Senate approves overhaul in FDA approval process
WASHINGTON – The Senate overwhelmingly approved legislation Thursday that would allow Americans speedier access to generic drugs as well as breakthrough treatments for life-threatening diseases as part of a Food and Drug Administration revamping that now heads to the House.
The FDA bill includes routine financial provisions as well as new policies that supporters say could save lives by bringing new drugs and medical devices to the marketplace more quickly.
The legislation would allow the continued collection of fees agreed to by brand-name drug and medical device manufacturers – in addition to launching new fees on generic drug makers – to fund FDA review and approval of product applications.

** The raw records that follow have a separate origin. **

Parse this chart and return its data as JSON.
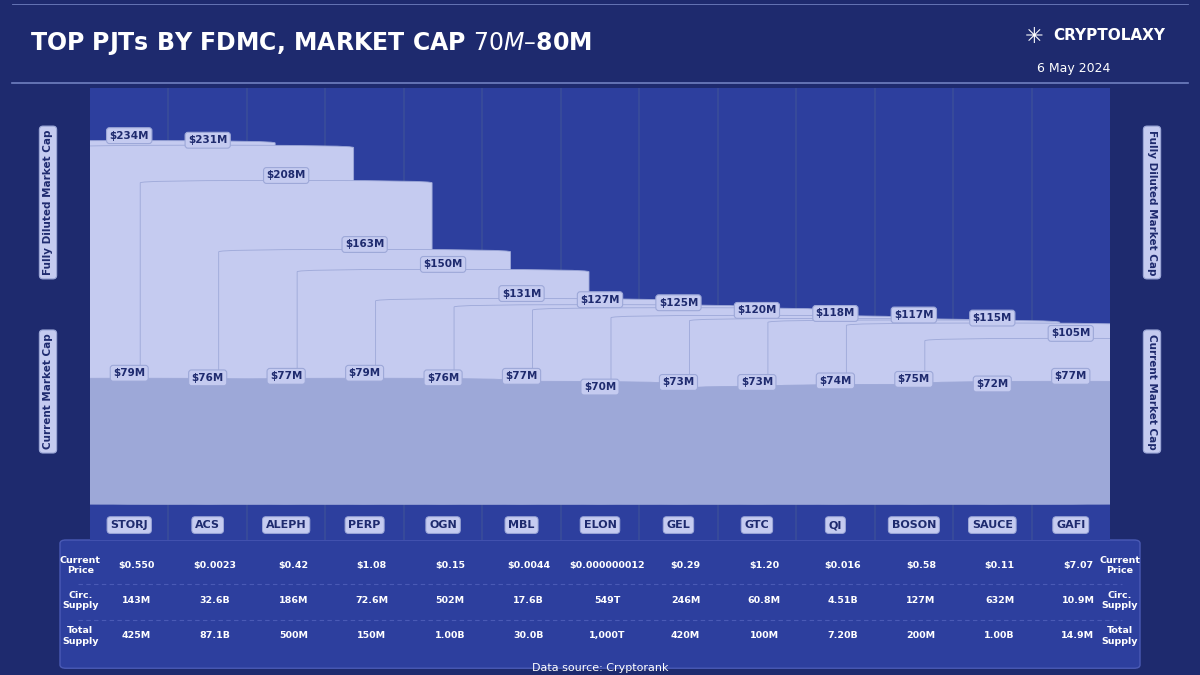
{
  "title": "TOP PJTs BY FDMC, MARKET CAP $70M – $80M",
  "date": "6 May 2024",
  "brand": "CRYPTOLAXY",
  "datasource": "Data source: Cryptorank",
  "categories": [
    "STORJ",
    "ACS",
    "ALEPH",
    "PERP",
    "OGN",
    "MBL",
    "ELON",
    "GEL",
    "GTC",
    "QI",
    "BOSON",
    "SAUCE",
    "GAFI"
  ],
  "fdmc": [
    234,
    231,
    208,
    163,
    150,
    131,
    127,
    125,
    120,
    118,
    117,
    115,
    105
  ],
  "mcap": [
    79,
    76,
    77,
    79,
    76,
    77,
    70,
    73,
    73,
    74,
    75,
    72,
    77
  ],
  "fdmc_labels": [
    "$234M",
    "$231M",
    "$208M",
    "$163M",
    "$150M",
    "$131M",
    "$127M",
    "$125M",
    "$120M",
    "$118M",
    "$117M",
    "$115M",
    "$105M"
  ],
  "mcap_labels": [
    "$79M",
    "$76M",
    "$77M",
    "$79M",
    "$76M",
    "$77M",
    "$70M",
    "$73M",
    "$73M",
    "$74M",
    "$75M",
    "$72M",
    "$77M"
  ],
  "current_price": [
    "$0.550",
    "$0.0023",
    "$0.42",
    "$1.08",
    "$0.15",
    "$0.0044",
    "$0.000000012",
    "$0.29",
    "$1.20",
    "$0.016",
    "$0.58",
    "$0.11",
    "$7.07"
  ],
  "circ_supply": [
    "143M",
    "32.6B",
    "186M",
    "72.6M",
    "502M",
    "17.6B",
    "549T",
    "246M",
    "60.8M",
    "4.51B",
    "127M",
    "632M",
    "10.9M"
  ],
  "total_supply": [
    "425M",
    "87.1B",
    "500M",
    "150M",
    "1.00B",
    "30.0B",
    "1,000T",
    "420M",
    "100M",
    "7.20B",
    "200M",
    "1.00B",
    "14.9M"
  ],
  "bg_color": "#1e2a6e",
  "chart_bg": "#2d3f9e",
  "bar_fdmc_color": "#c5cbf0",
  "bar_mcap_color": "#9da8d8",
  "sep_color": "#3a4d9a",
  "text_white": "#ffffff",
  "label_dark": "#1e2a6e",
  "badge_fill": "#c5cbf0",
  "badge_edge": "#9da8d8",
  "cat_fill": "#c5cbf0",
  "side_label_fill": "#c5cbf0",
  "left_label_top": "Fully Diluted Market Cap",
  "left_label_bottom": "Current Market Cap",
  "right_label_top": "Fully Diluted Market Cap",
  "right_label_bottom": "Current Market Cap",
  "title_line_color": "#7080c0",
  "table_sep_color": "#4a5ab5"
}
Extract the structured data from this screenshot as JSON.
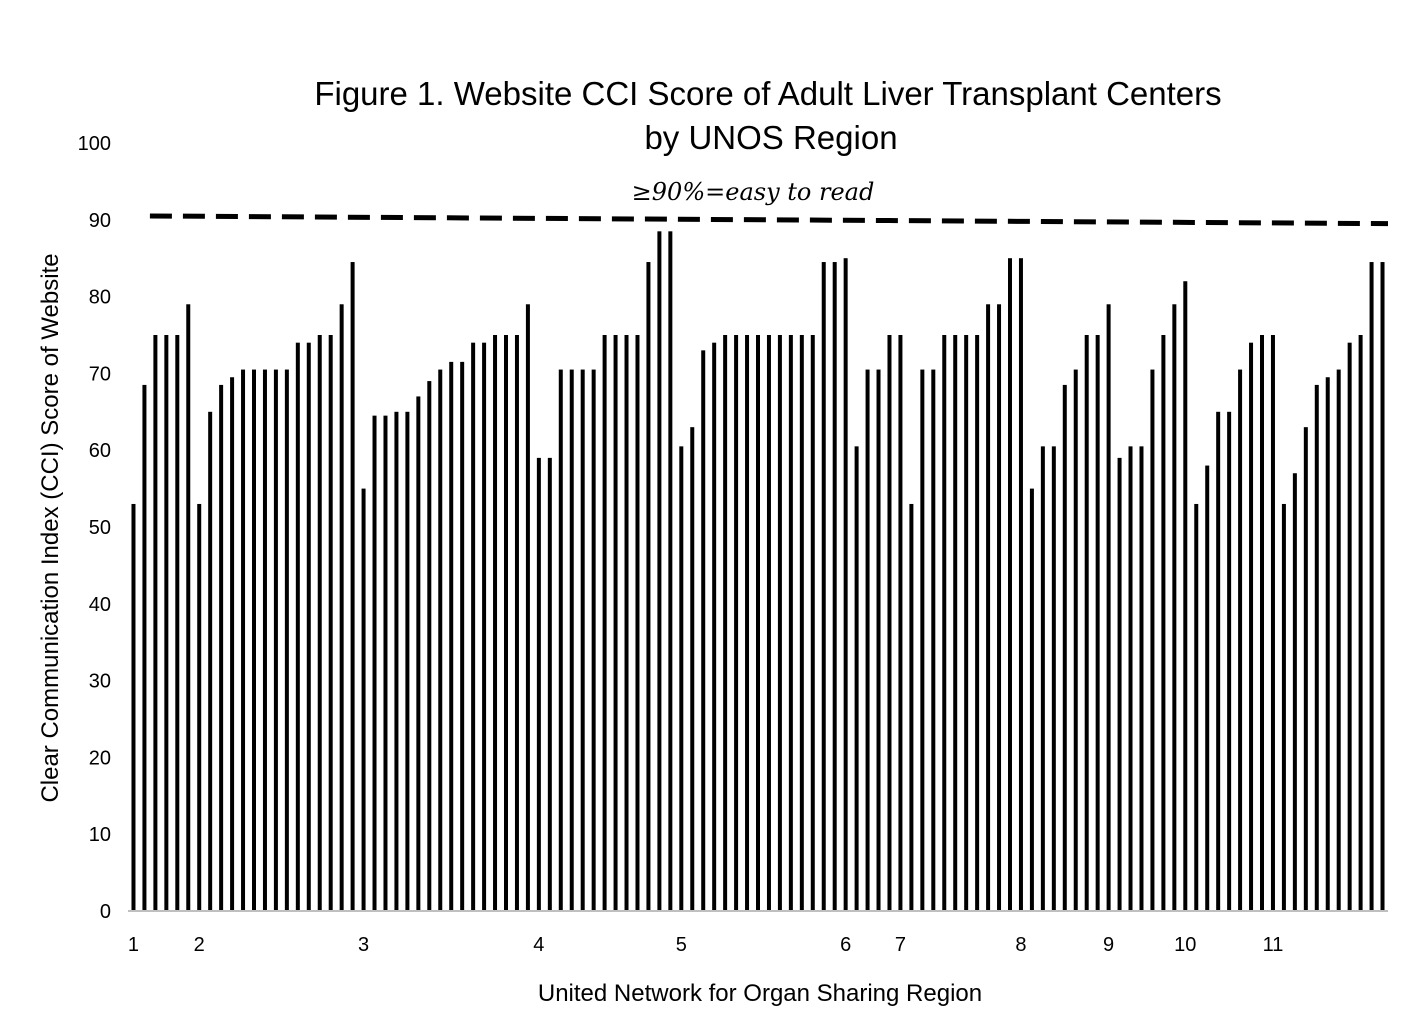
{
  "chart_data": {
    "type": "bar",
    "title_line1": "Figure 1. Website CCI Score of Adult Liver Transplant Centers",
    "title_line2": "by UNOS Region",
    "xlabel": "United Network for Organ Sharing Region",
    "ylabel": "Clear Communication Index (CCI) Score of Website",
    "ylim": [
      0,
      100
    ],
    "yticks": [
      0,
      10,
      20,
      30,
      40,
      50,
      60,
      70,
      80,
      90,
      100
    ],
    "grid": false,
    "legend": "none",
    "bar_color": "#000000",
    "threshold": {
      "label": "≥90%=easy to read",
      "y_start": 90.5,
      "y_end": 89.5,
      "style": "dashed"
    },
    "values": [
      53,
      68.5,
      75,
      75,
      75,
      79,
      53,
      65,
      68.5,
      69.5,
      70.5,
      70.5,
      70.5,
      70.5,
      70.5,
      74,
      74,
      75,
      75,
      79,
      84.5,
      55,
      64.5,
      64.5,
      65,
      65,
      67,
      69,
      70.5,
      71.5,
      71.5,
      74,
      74,
      75,
      75,
      75,
      79,
      59,
      59,
      70.5,
      70.5,
      70.5,
      70.5,
      75,
      75,
      75,
      75,
      84.5,
      88.5,
      88.5,
      60.5,
      63,
      73,
      74,
      75,
      75,
      75,
      75,
      75,
      75,
      75,
      75,
      75,
      84.5,
      84.5,
      85,
      60.5,
      70.5,
      70.5,
      75,
      75,
      53,
      70.5,
      70.5,
      75,
      75,
      75,
      75,
      79,
      79,
      85,
      85,
      55,
      60.5,
      60.5,
      68.5,
      70.5,
      75,
      75,
      79,
      59,
      60.5,
      60.5,
      70.5,
      75,
      79,
      82,
      53,
      58,
      65,
      65,
      70.5,
      74,
      75,
      75,
      53,
      57,
      63,
      68.5,
      69.5,
      70.5,
      74,
      75,
      84.5,
      84.5
    ],
    "region_labels": [
      {
        "label": "1",
        "bar_index": 0
      },
      {
        "label": "2",
        "bar_index": 6
      },
      {
        "label": "3",
        "bar_index": 21
      },
      {
        "label": "4",
        "bar_index": 37
      },
      {
        "label": "5",
        "bar_index": 50
      },
      {
        "label": "6",
        "bar_index": 65
      },
      {
        "label": "7",
        "bar_index": 70
      },
      {
        "label": "8",
        "bar_index": 81
      },
      {
        "label": "9",
        "bar_index": 89
      },
      {
        "label": "10",
        "bar_index": 96
      },
      {
        "label": "11",
        "bar_index": 104
      }
    ]
  }
}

At the same time, the legislation would allow the FDA to create a “breakthrough” designation to speed the development of drugs that “may demonstrate substantial improvement over existing therapies” for those with serious or life-threatening illness.
The Senate bill, approved by a 96-1 vote, also addresses a number of concerns about the safety and quality of imported medicines.
The legislation represents a major shift in how the government oversees the pharmaceutical industry. For more than 70 years, the Food and Drug Administration has focused its inspections on U.S. factories. But over time, most companies have moved their operations overseas to take advantage of cheaper labor and materials. Between 2001 and 2008 the number of U.S. drugs made outside of the country doubled, according to FDA figures. Today roughly 80 percent of the ingredients used in U.S. medicines are made overseas.
The Senate bill would do away with a requirement that the FDA inspect all U.S. factories every two years, and give the agency more discretion to focus on foreign facilities. Currently, the FDA inspects the average foreign manufacturing facility just once every nine years. Under the bill, FDA inspectors would be instructed to target the most problematic manufacturing sites, regardless of location.
In addition, the bill would allow U.S. border agents to turn away drug imports from companies that deny or delay FDA inspectors.
Meanwhile, the Senate voted down several contentious amendments to the bill, including one that would have allowed Americans to import low-cost prescriptions from Canada. Importation has long been favored by seniors groups, including AARP, but opposed by the pharmaceutical industry, which would stand to lose sales. FDA regulators also oppose the idea, saying they cannot guarantee the safety of drugs overseen by Canada.
Senators also rejected an effort by Sen. Richard Durbin, D-Ill., to regulate nutritional supplements.
The fees are a key source of funding for the FDA, and failure to pass a bill before the existing authorization expires in September would result in layoffs. The bill would extend the fee agreements for five years, through fiscal 2017.
Proponents say the new fee on generic drug makers, estimated to bring in $300 million a year, would slash the time it takes to approve new drugs from 30 months to 10.
The House is working on companion bill similar to the Senate legislation. Lawmakers from both chambers will meet this summer to work out differences between the two versions.